Director: Nitin Kakkar
Cast: Zaheer Iqbal, Pranutan Bahl
Notebook is a film that is difficult to take your eyes off from. Not because of how engaging it is, but because of the sheer beauty of its visuals.
The cinematic beauty of the film is well established in the opening sequence that had the chase between an armed army man, Zaheer, and a child who crosses the border to fetch his sheep.
Adapted from a Thai film, Teacher’s Diary (2014) directed by Nithiwat Tharathorn, the basic storyline is the same which unfolds in the first 15 minutes.
The film feels like a struggle between what is associated with mainstream and elements that wanted to make it more than just that.
The story itself is hard to believe; perhaps that’s why setting it up on a remote island boat (Dal Lake in Kashmir) with children as an active foil to make the plot more believable, was the only option.
The dialogues which come in the form of some poetic moments from the diary, which belongs to Firdaus (a school teacher, played by Pranutan Bahl), try hard to set the tone of the film but their expressions felt more like Chicken Soup for the Soul.
The attempt to break the fourth wall, with Firdaus’ statutory warning that made the screen freeze for a moment was punctured by the film’s narration itself. That line, “Thank you, universe,” was the be-end of that which had the potential to become something.
Zaheer Iqbal’s heartbreak sequence was classic and using the old Hindi song, Acha Sila Dia Toone Mere Pyaar Ke in the backdrop of the sequence was fun, which again was punctured by an all-of-a-sudden heavy action sequence that was not really required. It was simply out of place.
Director Nitin Kakkar was trying to add layers to the film. There was no attempt to show a sanitized political territory, but the subtle presence of military personnel in the Kashmir valley in the opening song sequence, Zaheer’s army flashbacks, one of the school-kids’ father’s story – all were touch-ups on the disputed territory and the debates surrounding it.
The way it was addressed, in a love-all-humanity style, was similar to Filmistaan.
But the struggle between trying to make the film something and the effort to keep it commercial was very desperate; best personified when Zaheer who plays a makeshift teacher in a makeshift boat school begins to dance to Bumro with seven school kids. The setting of the song was very different and the attempt was futile. It made the feel of the film like it was centered on showing that Zaheer can dance, act and do action sequence as well.

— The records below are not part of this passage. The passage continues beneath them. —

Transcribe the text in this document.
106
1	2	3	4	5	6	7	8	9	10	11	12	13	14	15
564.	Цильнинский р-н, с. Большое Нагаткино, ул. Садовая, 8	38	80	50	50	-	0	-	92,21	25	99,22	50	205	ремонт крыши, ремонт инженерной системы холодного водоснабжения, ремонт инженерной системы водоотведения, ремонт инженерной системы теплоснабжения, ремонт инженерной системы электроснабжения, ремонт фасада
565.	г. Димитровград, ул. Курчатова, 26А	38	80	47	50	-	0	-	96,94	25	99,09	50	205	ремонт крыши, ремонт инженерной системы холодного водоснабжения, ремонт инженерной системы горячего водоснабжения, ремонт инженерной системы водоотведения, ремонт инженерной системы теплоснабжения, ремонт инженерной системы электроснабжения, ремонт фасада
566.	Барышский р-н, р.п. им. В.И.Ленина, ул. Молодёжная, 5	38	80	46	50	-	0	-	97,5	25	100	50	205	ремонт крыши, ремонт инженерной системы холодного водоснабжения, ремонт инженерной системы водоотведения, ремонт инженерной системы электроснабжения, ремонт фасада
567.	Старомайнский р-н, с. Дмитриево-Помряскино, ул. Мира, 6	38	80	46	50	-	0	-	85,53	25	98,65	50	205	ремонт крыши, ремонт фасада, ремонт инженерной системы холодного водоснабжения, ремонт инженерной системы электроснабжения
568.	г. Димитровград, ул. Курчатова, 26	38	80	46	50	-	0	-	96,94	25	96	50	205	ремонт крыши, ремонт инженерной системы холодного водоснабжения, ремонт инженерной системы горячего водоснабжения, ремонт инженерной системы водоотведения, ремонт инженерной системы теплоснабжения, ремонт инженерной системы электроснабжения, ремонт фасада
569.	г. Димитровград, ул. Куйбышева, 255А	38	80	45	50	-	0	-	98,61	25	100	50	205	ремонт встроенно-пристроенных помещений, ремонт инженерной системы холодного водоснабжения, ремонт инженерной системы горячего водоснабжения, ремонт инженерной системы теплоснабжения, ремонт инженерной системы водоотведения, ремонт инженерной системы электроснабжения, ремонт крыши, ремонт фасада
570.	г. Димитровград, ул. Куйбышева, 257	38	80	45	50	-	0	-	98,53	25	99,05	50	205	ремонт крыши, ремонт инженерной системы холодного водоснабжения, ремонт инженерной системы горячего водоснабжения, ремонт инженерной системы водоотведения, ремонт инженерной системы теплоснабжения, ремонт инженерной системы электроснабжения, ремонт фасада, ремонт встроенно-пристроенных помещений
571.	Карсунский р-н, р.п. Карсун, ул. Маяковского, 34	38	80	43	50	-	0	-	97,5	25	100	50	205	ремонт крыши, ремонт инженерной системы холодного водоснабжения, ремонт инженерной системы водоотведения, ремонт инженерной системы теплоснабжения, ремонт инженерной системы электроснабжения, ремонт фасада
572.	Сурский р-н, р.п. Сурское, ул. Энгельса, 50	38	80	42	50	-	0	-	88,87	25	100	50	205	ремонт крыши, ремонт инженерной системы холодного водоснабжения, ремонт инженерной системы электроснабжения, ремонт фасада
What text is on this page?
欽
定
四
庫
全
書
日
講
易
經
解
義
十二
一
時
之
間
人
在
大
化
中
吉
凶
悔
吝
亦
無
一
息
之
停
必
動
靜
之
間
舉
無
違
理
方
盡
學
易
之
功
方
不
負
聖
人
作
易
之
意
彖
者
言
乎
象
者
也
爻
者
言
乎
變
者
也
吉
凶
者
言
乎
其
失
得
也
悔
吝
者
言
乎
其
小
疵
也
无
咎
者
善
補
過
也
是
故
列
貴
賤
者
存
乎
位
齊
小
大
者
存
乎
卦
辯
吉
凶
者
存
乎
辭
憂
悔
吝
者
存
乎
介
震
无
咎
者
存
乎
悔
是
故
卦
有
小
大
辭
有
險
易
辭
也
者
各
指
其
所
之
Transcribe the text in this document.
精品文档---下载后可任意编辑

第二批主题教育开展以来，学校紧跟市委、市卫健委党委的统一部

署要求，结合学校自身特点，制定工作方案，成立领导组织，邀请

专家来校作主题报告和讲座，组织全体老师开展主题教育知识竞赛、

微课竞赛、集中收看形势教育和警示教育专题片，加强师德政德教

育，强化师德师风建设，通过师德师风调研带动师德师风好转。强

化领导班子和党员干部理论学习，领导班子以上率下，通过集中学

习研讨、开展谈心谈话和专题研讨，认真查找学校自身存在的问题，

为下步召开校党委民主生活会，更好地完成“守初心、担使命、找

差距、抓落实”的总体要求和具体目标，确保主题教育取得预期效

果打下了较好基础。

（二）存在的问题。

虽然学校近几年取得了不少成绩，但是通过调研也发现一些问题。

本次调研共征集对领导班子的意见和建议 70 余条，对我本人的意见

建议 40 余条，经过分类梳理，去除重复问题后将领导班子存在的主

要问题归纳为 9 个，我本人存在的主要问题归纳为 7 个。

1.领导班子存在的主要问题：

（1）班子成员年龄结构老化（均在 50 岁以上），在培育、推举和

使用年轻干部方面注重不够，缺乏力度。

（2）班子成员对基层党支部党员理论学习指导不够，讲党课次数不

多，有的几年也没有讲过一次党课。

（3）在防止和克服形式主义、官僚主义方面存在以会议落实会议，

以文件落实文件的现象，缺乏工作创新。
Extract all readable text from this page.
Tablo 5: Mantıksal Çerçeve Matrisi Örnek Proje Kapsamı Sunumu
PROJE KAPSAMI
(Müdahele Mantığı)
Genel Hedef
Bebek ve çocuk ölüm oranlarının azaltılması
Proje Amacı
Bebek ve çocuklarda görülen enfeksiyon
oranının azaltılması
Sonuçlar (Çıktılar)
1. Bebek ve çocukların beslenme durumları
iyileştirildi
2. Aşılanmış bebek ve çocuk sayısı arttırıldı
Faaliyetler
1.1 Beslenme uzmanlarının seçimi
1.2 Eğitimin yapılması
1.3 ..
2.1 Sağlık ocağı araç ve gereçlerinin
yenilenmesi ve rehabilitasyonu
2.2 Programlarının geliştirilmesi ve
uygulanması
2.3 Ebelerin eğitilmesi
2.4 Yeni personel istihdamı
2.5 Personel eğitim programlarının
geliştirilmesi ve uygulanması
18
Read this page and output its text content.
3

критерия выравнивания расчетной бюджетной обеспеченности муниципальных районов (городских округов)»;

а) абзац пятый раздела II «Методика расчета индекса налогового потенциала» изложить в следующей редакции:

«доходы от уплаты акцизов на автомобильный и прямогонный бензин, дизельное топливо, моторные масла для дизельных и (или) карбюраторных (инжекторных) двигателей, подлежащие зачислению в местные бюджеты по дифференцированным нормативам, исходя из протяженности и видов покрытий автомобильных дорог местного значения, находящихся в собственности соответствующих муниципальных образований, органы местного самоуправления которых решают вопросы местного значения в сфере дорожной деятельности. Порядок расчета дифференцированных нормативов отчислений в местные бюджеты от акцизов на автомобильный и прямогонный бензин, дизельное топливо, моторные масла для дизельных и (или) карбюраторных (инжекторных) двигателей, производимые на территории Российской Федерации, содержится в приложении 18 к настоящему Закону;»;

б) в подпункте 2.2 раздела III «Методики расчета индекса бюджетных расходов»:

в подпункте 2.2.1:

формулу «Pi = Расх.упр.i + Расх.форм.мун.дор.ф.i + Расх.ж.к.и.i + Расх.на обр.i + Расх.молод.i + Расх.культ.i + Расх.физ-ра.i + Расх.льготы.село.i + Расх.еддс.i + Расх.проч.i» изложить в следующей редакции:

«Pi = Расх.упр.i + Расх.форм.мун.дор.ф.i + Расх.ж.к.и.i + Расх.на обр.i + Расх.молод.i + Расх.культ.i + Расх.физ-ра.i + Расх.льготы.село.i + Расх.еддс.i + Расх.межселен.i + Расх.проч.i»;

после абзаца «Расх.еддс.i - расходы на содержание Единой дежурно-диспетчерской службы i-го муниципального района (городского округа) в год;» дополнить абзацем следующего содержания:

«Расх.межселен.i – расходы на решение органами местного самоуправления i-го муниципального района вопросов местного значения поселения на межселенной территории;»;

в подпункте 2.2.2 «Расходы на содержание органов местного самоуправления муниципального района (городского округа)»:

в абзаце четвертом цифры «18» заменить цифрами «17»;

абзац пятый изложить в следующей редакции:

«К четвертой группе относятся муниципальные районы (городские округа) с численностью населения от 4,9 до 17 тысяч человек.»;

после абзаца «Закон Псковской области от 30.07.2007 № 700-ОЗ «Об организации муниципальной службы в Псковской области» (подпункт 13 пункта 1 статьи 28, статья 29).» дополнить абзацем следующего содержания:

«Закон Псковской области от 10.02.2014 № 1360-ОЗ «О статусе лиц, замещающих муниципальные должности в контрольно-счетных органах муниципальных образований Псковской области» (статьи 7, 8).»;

There are these lessons in the diary, which as mentioned earlier are like self-help lessons that feel more like tasks and life-lessons that Pranutan chalks out for Zaheer, who redeems himself by fulfilling them.
The militancy training in the Valley is also mentioned. Both, Kabir and Firdaus act as saviours of a child (Imran) whose father does not want him to study but get into training. The film is in short, about do-gooders.
The actor took his own line, “Pyaar mein insaan bawla ho jata hai,” way too seriously. He was mostly dazed and confused in his performance. Pranutan tried to do her bit with the role that was written for her.
To clear the path for Firdaus’ and Kabir’s friendship-romance to flourish, the clichéd trope of getting a pregnant woman on the nikkah day to annul the marriage between Firdaus and a childhood romance, Junaid was a bad ploy.
The film towards its climax brought the Kashmiri Pandits issue to the fore. It also used a cathartic scene between Imran, his father and Kabir that took a different take on Kashmiri militancy, solving the issue through a “humane” approach. Moreover, throwing the gun into the water would remind one of Filmistaan’s climax.
The film feels like a story out of place, rendered in a society on a fantastic island where innocence and to-do-only-good are the epithets of life as we say it.